PELHAM – The Pelham Public Library has announced an event centered around the Cahaba Federal Prison and the Sultana disaster.

The event will be held on Saturday, Jan. 8, 2025 beginning at 1 p.m. The keynote speaker for the event is Mollie Smith Waters, a professor of composition, literature, theater and speech at Lurleen B. Wallace Community College in Greenville, Alabama. The talk is being held by the Pelham Public Library in partnership with the Alabama Humanities Alliance and its Road Scholars program.

“Mollie is a fantastic speaker and she has been before,” said David Smith, the library supervisor at Pelham Public Library. “Her presentations are lively as well as informative.”

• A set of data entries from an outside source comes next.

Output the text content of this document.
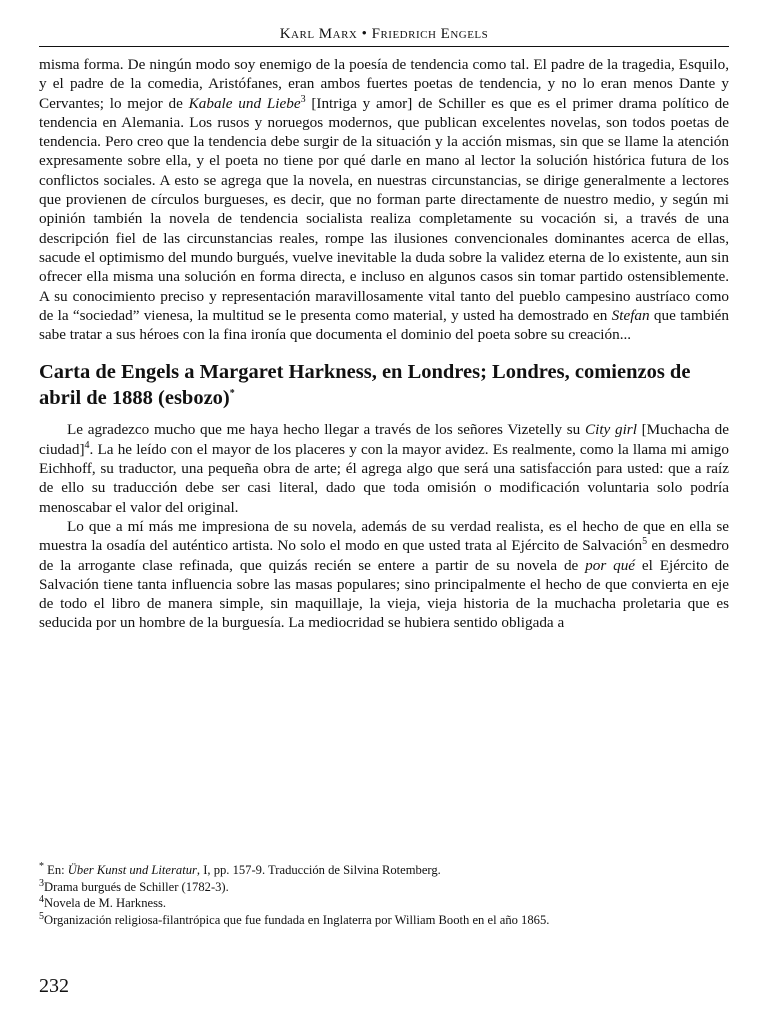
Karl Marx • Friedrich Engels

misma forma. De ningún modo soy enemigo de la poesía de tendencia como tal. El padre de la tragedia, Esquilo, y el padre de la comedia, Aristófanes, eran ambos fuertes poetas de tendencia, y no lo eran menos Dante y Cervantes; lo mejor de Kabale und Liebe$^3$ [Intriga y amor] de Schiller es que es el primer drama político de tendencia en Alemania. Los rusos y noruegos modernos, que publican excelentes novelas, son todos poetas de tendencia. Pero creo que la tendencia debe surgir de la situación y la acción mismas, sin que se llame la atención expresamente sobre ella, y el poeta no tiene por qué darle en mano al lector la solución histórica futura de los conflictos sociales. A esto se agrega que la novela, en nuestras circunstancias, se dirige generalmente a lectores que provienen de círculos burgueses, es decir, que no forman parte directamente de nuestro medio, y según mi opinión también la novela de tendencia socialista realiza completamente su vocación si, a través de una descripción fiel de las circunstancias reales, rompe las ilusiones convencionales dominantes acerca de ellas, sacude el optimismo del mundo burgués, vuelve inevitable la duda sobre la validez eterna de lo existente, aun sin ofrecer ella misma una solución en forma directa, e incluso en algunos casos sin tomar partido ostensiblemente. A su conocimiento preciso y representación maravillosamente vital tanto del pueblo campesino austríaco como de la “sociedad” vienesa, la multitud se le presenta como material, y usted ha demostrado en Stefan que también sabe tratar a sus héroes con la fina ironía que documenta el dominio del poeta sobre su creación...

Carta de Engels a Margaret Harkness, en Londres; Londres, comienzos de abril de 1888 (esbozo)*

Le agradezco mucho que me haya hecho llegar a través de los señores Vizetelly su City girl [Muchacha de ciudad]$^4$. La he leído con el mayor de los placeres y con la mayor avidez. Es realmente, como la llama mi amigo Eichhoff, su traductor, una pequeña obra de arte; él agrega algo que será una satisfacción para usted: que a raíz de ello su traducción debe ser casi literal, dado que toda omisión o modificación voluntaria solo podría menoscabar el valor del original.

Lo que a mí más me impresiona de su novela, además de su verdad realista, es el hecho de que en ella se muestra la osadía del auténtico artista. No solo el modo en que usted trata al Ejército de Salvación$^5$ en desmedro de la arrogante clase refinada, que quizás recién se entere a partir de su novela de por qué el Ejército de Salvación tiene tanta influencia sobre las masas populares; sino principalmente el hecho de que convierta en eje de todo el libro de manera simple, sin maquillaje, la vieja, vieja historia de la muchacha proletaria que es seducida por un hombre de la burguesía. La mediocridad se hubiera sentido obligada a

* En: Über Kunst und Literatur, I, pp. 157-9. Traducción de Silvina Rotemberg.
$^3$Drama burgués de Schiller (1782-3).
$^4$Novela de M. Harkness.
$^5$Organización religiosa-filantrópica que fue fundada en Inglaterra por William Booth en el año 1865.
232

As the Civil War came to a close, many Confederate prison camps throughout the country paroled their inmates. One of those prisons was Cahaba Federal Prison, which released POWs in March 1865. After release, many prisoners traveled to Vicksburg, Mississippi via steamboat. One of those steamboats, the Sultana, tragically exploded en route to Vicksburg on April 27, 1865.

Nearly 1,000 former POWs were onboard the Sultana when it exploded. At the time of print, it was the greatest loss of life in American maritime history. Despite the gravity of the event, it was overshadowed by the assassination of Abraham Lincoln and the hunt for John Wilkes Booth, his assassin.

The presentation itself will focus on the origins of Cahaba Federal prison, how it was converted to a POW camp during the Civil War and what the conditions of the prison were like. The presentation will also focus on the aftermath of the Civil War, how so many POWs ended up on the Sultana and how the event impacted future generations.

Mollie Smith Waters writes for various publications, including Bookaholic, Southern Literary Review, The Camellia Magazine, Encyclopedia of Alabama and Alabama Heritage. She has also participated in several National Endowment for the Humanities summer programs. In 2009, she served as a Group Study Exchange team member in Brazil. In 2013, she directed her first play, “Crimes of the Heart,” and was instrumental in the creation of the Greenville Community Theatre.

The Alabama Humanities Alliance serves as a nonprofit and state affiliate of the National Endowment for the Humanities.  Through grantmaking, the AHA empowers scholars, communities and nonprofits to create accessible humanities-based projects, including festivals, documentary films, museum exhibitions, research collections and more.